O tema da 22ª Mostra de Cinema de Tiradentes, que terminou no último dia 26, foi "Corpos Adiante". A proposta foi discutir os corpos narrados, mostrados, apresentados, refletidos e relacionados ao cinema, a partir de vieses formais e temáticos - como eles são mostrados, quem os mostra, o quanto de subjetividade possuem ou não. Nos sete filmes da competitiva Mostra Aurora, principal do evento, as questões atravessaram as obras em si e as discussões e
reflexões sobre elas.

Neste ano, por exemplo, Tiradentes, pela primeira vez, pediu autodeclaração de raça e gênero dos realizadores no ato da inscrição dos filmes.

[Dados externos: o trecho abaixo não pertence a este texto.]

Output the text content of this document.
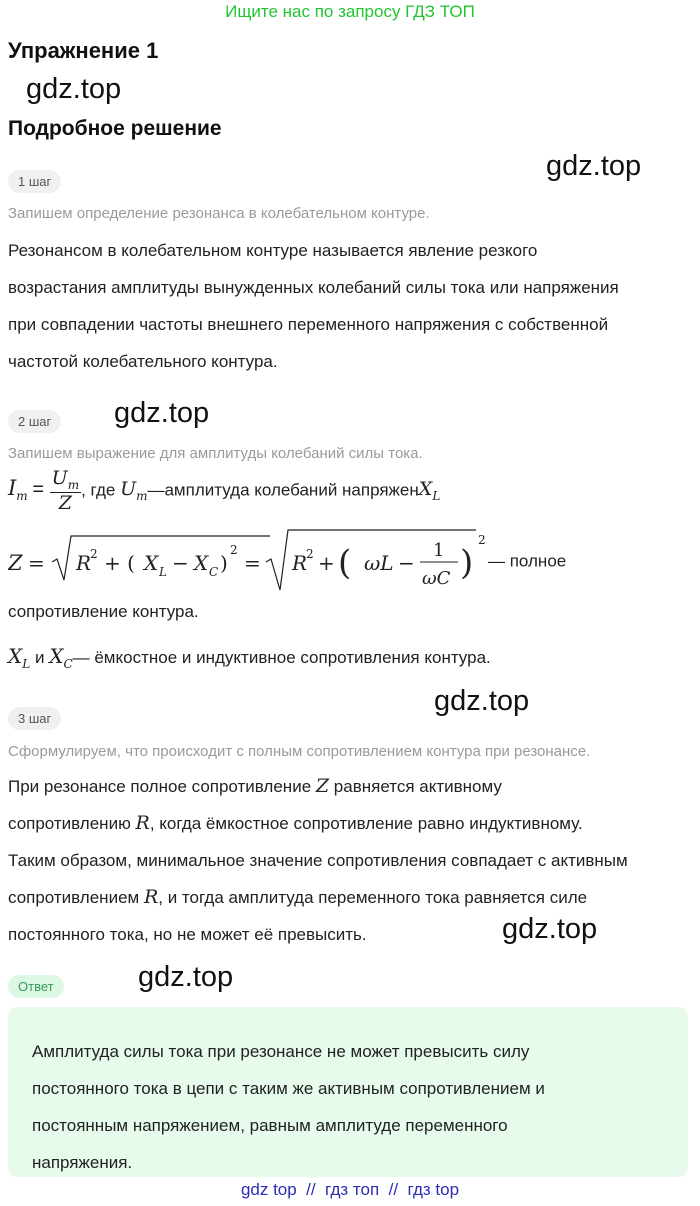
Ищите нас по запросу ГДЗ ТОП
Упражнение 1
gdz.top
Подробное решение
gdz.top
1 шаг
Запишем определение резонанса в колебательном контуре.
Резонансом в колебательном контуре называется явление резкого
возрастания амплитуды вынужденных колебаний силы тока или напряжения
при совпадении частоты внешнего переменного напряжения с собственной
частотой колебательного контура.
2 шаг	gdz.top
Запишем выражение для амплитуды колебаний силы тока.
$I_m = \frac{U_m}{Z}$ , где $U_m—амплитуда$ колебаний напряженX$_L$
Z = R
2 + ( X L − X C )
2
= R
2 + ( ωL −
1
ωC )
2
— полное
сопротивление контура.
$X_L$ и $X_C—$ ёмкостное и индуктивное сопротивления контура.
gdz.top
3 шаг
Сформулируем, что происходит с полным сопротивлением контура при резонансе.
При резонансе полное сопротивление Z равняется активному
сопротивлению R, когда ёмкостное сопротивление равно индуктивному.
Таким образом, минимальное значение сопротивления совпадает с активным
сопротивлением R, и тогда амплитуда переменного тока равняется силе
постоянного тока, но не может её превысить.	gdz.top
Ответ	gdz.top
Амплитуда силы тока при резонансе не может превысить силу
постоянного тока в цепи с таким же активным сопротивлением и
постоянным напряжением, равным амплитуде переменного
напряжения.
gdz top  //  гдз топ  //  гдз top
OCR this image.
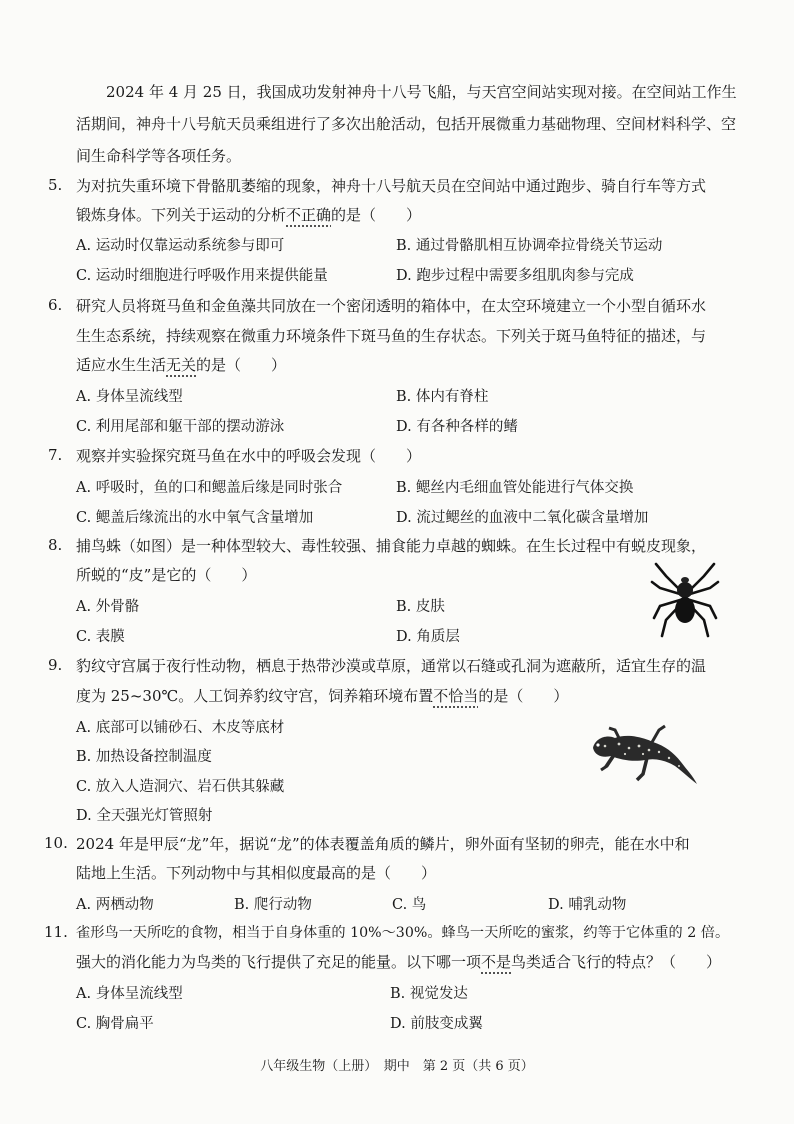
2024 年 4 月 25 日，我国成功发射神舟十八号飞船，与天宫空间站实现对接。在空间站工作生活期间，神舟十八号航天员乘组进行了多次出舱活动，包括开展微重力基础物理、空间材料科学、空间生命科学等各项任务。

5. 为对抗失重环境下骨骼肌萎缩的现象，神舟十八号航天员在空间站中通过跑步、骑自行车等方式
锻炼身体。下列关于运动的分析不正确的是（　　）
A. 运动时仅靠运动系统参与即可	B. 通过骨骼肌相互协调牵拉骨绕关节运动
C. 运动时细胞进行呼吸作用来提供能量	D. 跑步过程中需要多组肌肉参与完成
6. 研究人员将斑马鱼和金鱼藻共同放在一个密闭透明的箱体中，在太空环境建立一个小型自循环水
生生态系统，持续观察在微重力环境条件下斑马鱼的生存状态。下列关于斑马鱼特征的描述，与
适应水生生活无关的是（　　）
A. 身体呈流线型	B. 体内有脊柱
C. 利用尾部和躯干部的摆动游泳	D. 有各种各样的鳍
7. 观察并实验探究斑马鱼在水中的呼吸会发现（　　）
A. 呼吸时，鱼的口和鳃盖后缘是同时张合	B. 鳃丝内毛细血管处能进行气体交换
C. 鳃盖后缘流出的水中氧气含量增加	D. 流过鳃丝的血液中二氧化碳含量增加
8. 捕鸟蛛（如图）是一种体型较大、毒性较强、捕食能力卓越的蜘蛛。在生长过程中有蜕皮现象，
所蜕的“皮”是它的（　　）
A. 外骨骼	B. 皮肤
C. 表膜	D. 角质层
9. 豹纹守宫属于夜行性动物，栖息于热带沙漠或草原，通常以石缝或孔洞为遮蔽所，适宜生存的温
度为 25~30℃。人工饲养豹纹守宫，饲养箱环境布置不恰当的是（　　）
A. 底部可以铺砂石、木皮等底材
B. 加热设备控制温度
C. 放入人造洞穴、岩石供其躲藏
D. 全天强光灯管照射
10. 2024 年是甲辰“龙”年，据说“龙”的体表覆盖角质的鳞片，卵外面有坚韧的卵壳，能在水中和
陆地上生活。下列动物中与其相似度最高的是（　　）
A. 两栖动物	B. 爬行动物	C. 鸟	D. 哺乳动物
11. 雀形鸟一天所吃的食物，相当于自身体重的 10%～30%。蜂鸟一天所吃的蜜浆，约等于它体重的 2 倍。
强大的消化能力为鸟类的飞行提供了充足的能量。以下哪一项不是鸟类适合飞行的特点？（　　）
A. 身体呈流线型	B. 视觉发达
C. 胸骨扁平	D. 前肢变成翼
八年级生物（上册）　期中　第 2 页（共 6 页）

Entre os 10 cineastas dos sete filmes da Aurora, por exemplo, foram cinco mulheres e cinco homens cisgêneros (pessoas que se identificam com o gênero que as foi designado ao nascer), sendo que apenas uma das mulheres é negra. A decisão de abrir espaço para este mapeamento numérico é importante e coloca o evento em um lugar de compromisso de equalizar os números
nas edições futuras.

Entre os destaques da Aurora, figuram o vencedor do prêmio de Melhor Filme pelo Júri da Crítica, o goiano Vermelha, dirigido por Getúlio Ribeiro; o carioca Um Filme de Verão, com direção de Jo Serfaty; e o cearense Tremor Iê, com direção de Elena Meirelles e Lívia de Paiva. O primeiro ousa especialmente na forma, trazendo uma narrativa alquebrada e aleatória, com desconexão constante entre planos, sons e ideias, mas estabelecendo um olhar curioso para a intimidade das personagens. Arriscar uma sinopse seria difícil, mas é possível dizer que Vermelha mostra relances do cotidiano do protagonista, Gaúcho, com sua família e amigos - todos sendo família e amigos do próprio realizador. Constrói-se, então, um retalho de vivências suburbanas, que, ao mesmo tempo, são relacionáveis e escapam da "normalidade".

A abordagem formal do filme carioca, por sua vez, se aproxima da do vencedor, mas caminhando por outras temáticas. Construído em um processo de seis anos, a partir de um projeto com quatro estudantes de uma escola pública da região do Rio das Pedras, Um Filme de Verão aborda na mesma chave "aleatória" recortes de um período de férias de Karol, Ronaldo, Caio e Júnior. Os quatro atuam como si mesmos e, além disso, também assinam o roteiro da obra, junto à diretora, além de Ricardo Fogliato e Isaac Pipano. No filme, enfim, os corpos são mais diversos e, pelo caráter de juventude e formação inerente às personagens, com mais possibilidades.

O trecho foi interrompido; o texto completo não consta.